Enfin, le programme 148 prévoit le maintien du transfert des crédits relatifs à l'apprentissage vers les programmes ministériels concernés. Depuis 2015, dans le cadre du programme de développement de l'apprentissage dans la fonction publique de l'État, le programme 148 intervenait en appui des ministères et établissements publics pour financer une partie des coûts de rémunération et de formation des apprentis. En 2018, 29,8 millions d'euros étaient répartis entre 49 programmes ministériels pour faciliter la prise en charge financière des 9 800 apprentis recrutés. Nous avons ainsi voulu responsabiliser les différents ministères, puisque le programme ancien reposait sur une procédure de gestion très lourde avant d'aboutir à la publication du décret de transfert. Cela s'accompagnait de délais de remboursement de plus en plus tardifs pour les employeurs. Depuis le PLF pour 2018, le ministère de l'Éducation nationale, qui est le principal employeur d'apprentis au sein de l'État, a bénéficié en avance de phase de crédits inscrits directement sur ses programmes budgétaires pour le financement de la rémunération de ses apprentis. Au regard de la demande analogue formulée par d'autres ministères importants, notamment le ministère des Armées, le Gouvernement a fait le choix d'un transfert des crédits pour l'ensemble des ministères dans le PLF pour 2019, et nous le confirmons dans le PLF pour 2020.

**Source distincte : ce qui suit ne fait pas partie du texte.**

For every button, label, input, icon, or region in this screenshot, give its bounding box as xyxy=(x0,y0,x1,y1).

Le principe selon lequel le recrutement d'apprentis n'est pas pris en compte au titre des schémas d'emplois ministériels demeure, afin de maintenir l'attractivité de ces recrutements. L'objectif du Gouvernement pour l'année scolaire 2019-2020 est de parvenir à 11 130 personnes en apprentissage au sein de l'État et de faciliter le recrutement d'apprentis dans les trois versants de la fonction publique. Il convient de noter que les apprentis bénéficient, depuis la loi relative à l'égalité et à la citoyenneté du 27 janvier 2017, de la possibilité de candidater au troisième concours de la fonction publique en valorisant leurs années d'apprentissage dans le cadre de la durée d'expérience professionnelle requise pour l'accès aux concours.

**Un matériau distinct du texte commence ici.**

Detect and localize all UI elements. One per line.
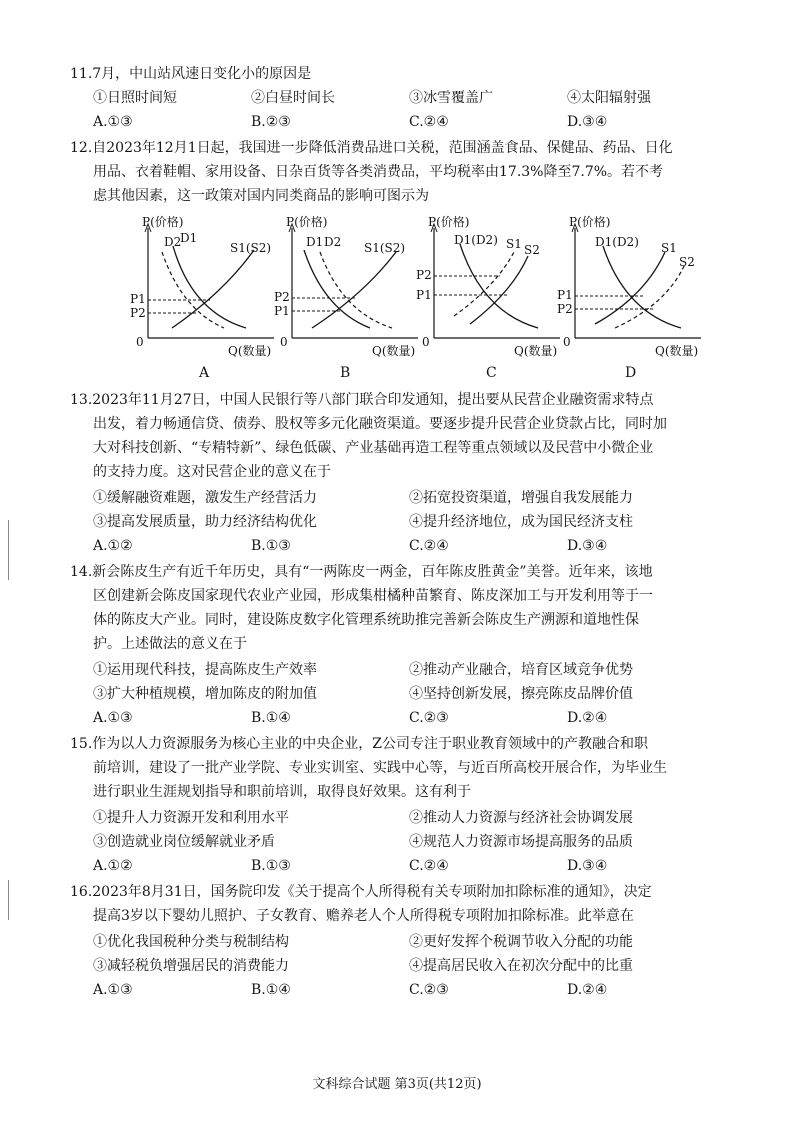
graph-b-p-label-2: P1: [274, 304, 290, 318]
q14-choice-d: D.②④: [567, 710, 608, 726]
q14-line-4: 护。上述做法的意义在于: [93, 636, 247, 652]
q13-item-3: ③提高发展质量，助力经济结构优化: [93, 514, 317, 530]
q14-line-2: 区创建新会陈皮国家现代农业产业园，形成集柑橘种苗繁育、陈皮深加工与开发利用等于一: [93, 588, 653, 604]
graph-d-p-label-1: P1: [557, 288, 573, 302]
q12-line-3: 虑其他因素，这一政策对国内同类商品的影响可图示为: [93, 188, 429, 204]
graph-b-origin: 0: [280, 335, 288, 349]
page-footer: 文科综合试题 第3页(共12页): [312, 1077, 482, 1092]
q13-item-1: ①缓解融资难题，激发生产经营活力: [93, 490, 317, 506]
q14-choice-c: C.②③: [409, 710, 449, 726]
graph-c-d-label: D1(D2): [454, 233, 498, 247]
q15-choice-d: D.③④: [567, 858, 608, 874]
graph-a-xlabel: Q(数量): [228, 344, 272, 358]
q13-choice-c: C.②④: [409, 538, 449, 554]
graph-a-d-label-1: D2: [164, 235, 182, 249]
graph-d-d-label: D1(D2): [595, 235, 639, 249]
q14-item-4: ④坚持创新发展，擦亮陈皮品牌价值: [409, 686, 633, 702]
graph-a-caption: A: [199, 365, 210, 381]
q15-choice-a: A.①②: [93, 858, 133, 874]
q13-line-3: 大对科技创新、“专精特新”、绿色低碳、产业基础再造工程等重点领域以及民营中小微企业: [93, 440, 654, 456]
supply-demand-graph-c: [414, 212, 564, 362]
graph-b-d-label-1: D1: [306, 235, 324, 249]
q16-item-3: ③减轻税负增强居民的消费能力: [93, 958, 289, 974]
graph-a-p-label-2: P2: [130, 306, 146, 320]
graph-b-ylabel: P(价格): [286, 215, 328, 229]
q15-item-3: ③创造就业岗位缓解就业矛盾: [93, 834, 275, 850]
graph-c-caption: C: [486, 365, 497, 381]
graph-d-origin: 0: [563, 335, 571, 349]
q11-item-4: ④太阳辐射强: [567, 90, 651, 106]
q15-item-1: ①提升人力资源开发和利用水平: [93, 810, 289, 826]
graph-d-s-label-1: S1: [661, 241, 677, 255]
graph-a-d-label-2: D1: [180, 231, 198, 245]
q16-line-1: 16.2023年8月31日，国务院印发《关于提高个人所得税有关专项附加扣除标准的通知》，决定: [70, 884, 652, 900]
scan-edge-mark: [8, 880, 9, 920]
q13-choice-a: A.①②: [93, 538, 133, 554]
q14-line-3: 体的陈皮大产业。同时，建设陈皮数字化管理系统助推完善新会陈皮生产溯源和道地性保: [93, 612, 639, 628]
graph-a-s-label: S1(S2): [230, 241, 272, 255]
graph-d-caption: D: [625, 365, 637, 381]
q11-item-1: ①日照时间短: [93, 90, 177, 106]
graph-c-xlabel: Q(数量): [514, 344, 558, 358]
q14-item-1: ①运用现代科技，提高陈皮生产效率: [93, 662, 317, 678]
q13-choice-d: D.③④: [567, 538, 608, 554]
q16-choice-c: C.②③: [409, 982, 449, 998]
graph-c-s-label-1: S1: [506, 237, 522, 251]
supply-demand-graph-b: [272, 212, 422, 362]
q16-item-2: ②更好发挥个税调节收入分配的功能: [409, 934, 633, 950]
q15-line-1: 15.作为以人力资源服务为核心主业的中央企业，Z公司专注于职业教育领域中的产教融合和职: [70, 736, 648, 752]
graph-c-p-label-1: P2: [416, 268, 432, 282]
q13-item-2: ②拓宽投资渠道，增强自我发展能力: [409, 490, 633, 506]
graph-d-p-label-2: P2: [557, 302, 573, 316]
graph-b-p-label-1: P2: [274, 290, 290, 304]
q11-choice-a: A.①③: [93, 114, 133, 130]
q16-item-4: ④提高居民收入在初次分配中的比重: [409, 958, 633, 974]
q13-line-2: 出发，着力畅通信贷、债券、股权等多元化融资渠道。要逐步提升民营企业贷款占比，同时加: [93, 416, 667, 432]
graph-b-caption: B: [340, 365, 351, 381]
graph-c-s-label-2: S2: [524, 243, 540, 257]
graph-a-ylabel: P(价格): [142, 215, 184, 229]
graph-d-s-label-2: S2: [679, 255, 695, 269]
q15-line-2: 前培训，建设了一批产业学院、专业实训室、实践中心等，与近百所高校开展合作，为毕业生: [93, 760, 667, 776]
graph-c-origin: 0: [422, 335, 430, 349]
q11-item-2: ②白昼时间长: [251, 90, 335, 106]
graph-b-xlabel: Q(数量): [372, 344, 416, 358]
q16-choice-b: B.①④: [251, 982, 291, 998]
q13-line-1: 13.2023年11月27日，中国人民银行等八部门联合印发通知，提出要从民营企业融资需求特点: [70, 392, 654, 408]
q13-item-4: ④提升经济地位，成为国民经济支柱: [409, 514, 633, 530]
graph-b-s-label: S1(S2): [364, 241, 406, 255]
q13-choice-b: B.①③: [251, 538, 291, 554]
q11-choice-c: C.②④: [409, 114, 449, 130]
q14-choice-b: B.①④: [251, 710, 291, 726]
q16-choice-a: A.①③: [93, 982, 133, 998]
q15-choice-b: B.①③: [251, 858, 291, 874]
graph-d-ylabel: P(价格): [569, 215, 611, 229]
graph-d-xlabel: Q(数量): [655, 344, 699, 358]
supply-demand-graph-a: [128, 212, 278, 362]
q11-stem: 11.7月，中山站风速日变化小的原因是: [70, 66, 312, 82]
graph-a-p-label-1: P1: [130, 292, 146, 306]
graph-c-ylabel: P(价格): [428, 215, 470, 229]
graph-b-d-label-2: D2: [324, 235, 342, 249]
q14-item-2: ②推动产业融合，培育区域竞争优势: [409, 662, 633, 678]
q15-choice-c: C.②④: [409, 858, 449, 874]
q13-line-4: 的支持力度。这对民营企业的意义在于: [93, 464, 331, 480]
q11-choice-d: D.③④: [567, 114, 608, 130]
q14-line-1: 14.新会陈皮生产有近千年历史，具有“一两陈皮一两金，百年陈皮胜黄金”美誉。近年来，该地: [70, 564, 653, 580]
q11-choice-b: B.②③: [251, 114, 291, 130]
q12-line-2: 用品、衣着鞋帽、家用设备、日杂百货等各类消费品，平均税率由17.3%降至7.7%。若不考: [93, 164, 664, 180]
supply-demand-graph-d: [555, 212, 705, 362]
q16-line-2: 提高3岁以下婴幼儿照护、子女教育、赡养老人个人所得税专项附加扣除标准。此举意在: [93, 908, 634, 924]
q15-item-2: ②推动人力资源与经济社会协调发展: [409, 810, 633, 826]
q12-line-1: 12.自2023年12月1日起，我国进一步降低消费品进口关税，范围涵盖食品、保健品、药品、日化: [70, 140, 673, 156]
q16-item-1: ①优化我国税种分类与税制结构: [93, 934, 289, 950]
graph-a-origin: 0: [136, 335, 144, 349]
q11-item-3: ③冰雪覆盖广: [409, 90, 493, 106]
scan-edge-mark: [8, 520, 9, 580]
q14-item-3: ③扩大种植规模，增加陈皮的附加值: [93, 686, 317, 702]
q16-choice-d: D.②④: [567, 982, 608, 998]
q15-line-3: 进行职业生涯规划指导和职前培训，取得良好效果。这有利于: [93, 784, 471, 800]
q14-choice-a: A.①③: [93, 710, 133, 726]
q15-item-4: ④规范人力资源市场提高服务的品质: [409, 834, 633, 850]
graph-c-p-label-2: P1: [416, 288, 432, 302]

Par ailleurs, l'article 15 de la loi de la transformation de la fonction publique du 6 août 2019 crée une procédure de recrutement des agents contractuels, qui facilite l'intégration des apprentis. Cet engagement du Gouvernement en matière d'apprentissage satisfait notamment les propositions n°s 2 et 10 exprimées par Mme la rapporteure en 2019 et la proposition n° 11 de 2020 visant à favoriser l'accompagnement individualisé d'étudiants méritants de condition modeste dès le début de leurs études supérieures, dans le cadre d'une préparation pluriannuelle des candidats aux concours administratifs.

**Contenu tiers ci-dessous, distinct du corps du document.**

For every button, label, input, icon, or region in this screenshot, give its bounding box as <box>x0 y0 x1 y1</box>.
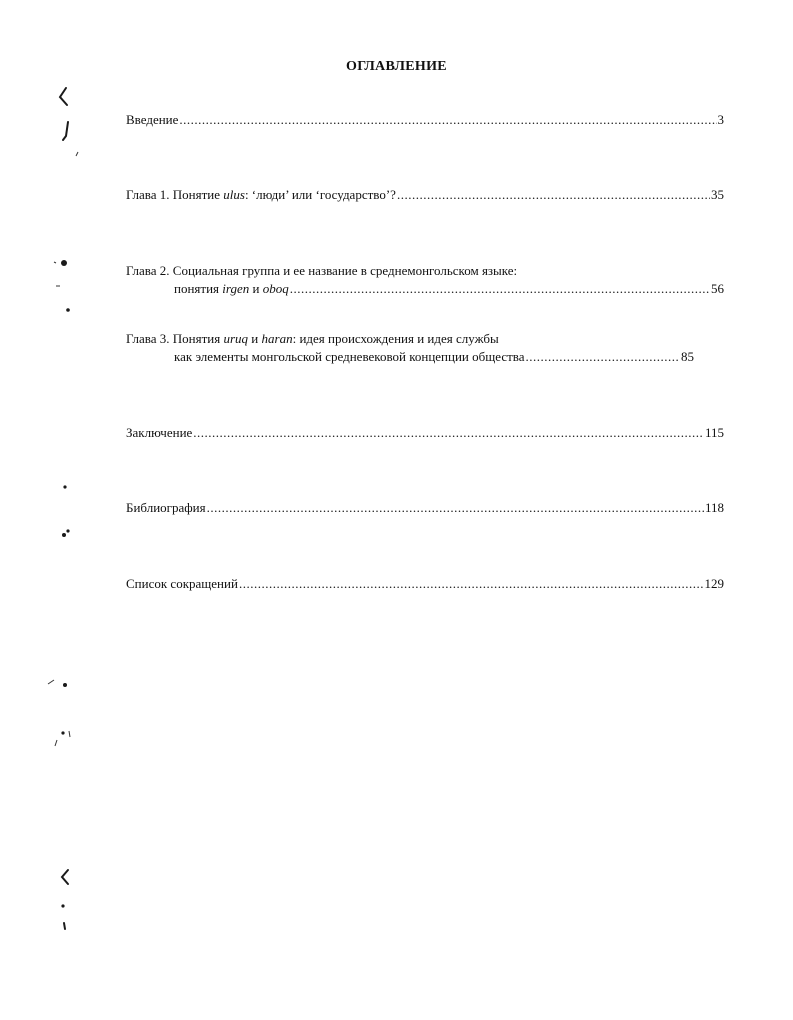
toc-label-line-2 <box>174 280 289 298</box>
scan-artifacts <box>0 0 120 1020</box>
toc-label-line-2: как элементы монгольской средневековой концепции общества <box>174 349 525 364</box>
toc-label-conjunction: и <box>248 331 262 346</box>
toc-label-term: ulus <box>223 187 245 202</box>
toc-leader-dots <box>397 186 710 204</box>
scan-mark <box>66 308 70 312</box>
toc-label: Заключение <box>126 425 193 440</box>
toc-label-prefix: Глава 3. Понятия <box>126 331 224 346</box>
toc-leader-dots <box>290 280 710 298</box>
toc-leader-dots <box>193 424 704 442</box>
scan-mark <box>61 260 67 266</box>
toc-page-number: 3 <box>717 112 724 127</box>
scan-mark <box>60 88 67 105</box>
toc-page-number: 118 <box>704 500 724 515</box>
toc-label-prefix: Глава 1. Понятие <box>126 187 224 202</box>
toc-label-term: haran <box>261 331 293 346</box>
toc-entry-bibliography[interactable] <box>126 499 724 517</box>
scan-mark <box>76 152 78 156</box>
toc-entry-introduction[interactable] <box>126 111 724 129</box>
toc-label: Список сокращений <box>126 576 238 591</box>
toc-label: Библиография <box>126 500 206 515</box>
toc-label-prefix: понятия <box>174 281 223 296</box>
scan-mark <box>63 683 67 687</box>
toc-entry-conclusion[interactable] <box>126 424 724 442</box>
toc-label-term: oboq <box>262 281 289 296</box>
toc-page-number: 85 <box>681 349 694 364</box>
toc-label: Введение <box>126 112 179 127</box>
toc-label-suffix: : ‘люди’ или ‘государство’? <box>244 187 396 202</box>
toc-label-term: irgen <box>222 281 250 296</box>
toc-entry-chapter-2[interactable] <box>126 262 724 298</box>
scan-mark <box>66 529 69 532</box>
toc-leader-dots <box>239 575 704 593</box>
scan-mark <box>63 485 66 488</box>
scan-mark <box>54 262 56 263</box>
toc-page-number: 115 <box>704 425 724 440</box>
toc-label-conjunction: и <box>249 281 263 296</box>
scan-mark <box>61 731 64 734</box>
toc-entry-chapter-3[interactable] <box>126 330 724 366</box>
scan-mark <box>63 122 68 140</box>
scan-mark <box>64 923 65 929</box>
page-title: ОГЛАВЛЕНИЕ <box>346 59 447 74</box>
toc-page-number: 35 <box>711 187 724 202</box>
toc-entry-abbreviations[interactable] <box>126 575 724 593</box>
toc-line <box>126 424 724 442</box>
toc-line <box>126 111 724 129</box>
toc-label-term: uruq <box>223 331 249 346</box>
toc-line <box>126 186 724 204</box>
toc-label <box>126 186 396 204</box>
toc-line <box>126 280 724 298</box>
toc-leader-dots <box>526 348 680 366</box>
toc-label-line-1: Глава 2. Социальная группа и ее название в среднемонгольском языке: <box>126 263 518 278</box>
scan-mark <box>62 533 66 537</box>
toc-label-line-1 <box>126 330 724 348</box>
scan-mark <box>61 904 64 907</box>
toc-page-number: 129 <box>704 576 724 591</box>
toc-line <box>126 348 694 366</box>
toc-line <box>126 575 724 593</box>
toc-leader-dots <box>207 499 704 517</box>
scan-mark <box>69 731 70 737</box>
toc-entry-chapter-1[interactable] <box>126 186 724 204</box>
scan-mark <box>48 680 54 684</box>
toc-line <box>126 499 724 517</box>
toc-page-number: 56 <box>711 281 724 296</box>
scan-mark <box>55 740 57 746</box>
scan-mark <box>62 870 68 884</box>
toc-leader-dots <box>179 111 716 129</box>
toc-label-suffix: : идея происхождения и идея службы <box>292 331 499 346</box>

Si vous me le permettez, Madame la présidente, j'indiquerai pour conclure qu'au-delà du programme 148, de nombreux crédits transversaux de l'État vont être consacrés à la mise en oeuvre de la loi du 6 août 2019. Un tiers des articles du projet de loi devenu loi sont applicables immédiatement. Nous veillons à ce que les délais d'application prévus par la loi soient scrupuleusement tenus. Cela signifie que tous les décrets nécessaires à l'application des dispositions qui doivent entrer en vigueur au 1er janvier seront pris avant cette date, que tous les décrets nécessaires pour une entrée en vigueur ultérieure seront évidemment pris et que le premier semestre sera consacré à la discussion des ordonnances. D'ailleurs, les premiers projets de décrets d'application ont été examinés par le conseil commun de la fonction publique (CCFP) le 17 octobre, notamment sur le contenu des lignes directrices de gestion, la réforme des compétences des commissions administratives paritaires (CAP) ou encore la portabilité et les mécanismes de conversion publicprivé du compte personnel de formation.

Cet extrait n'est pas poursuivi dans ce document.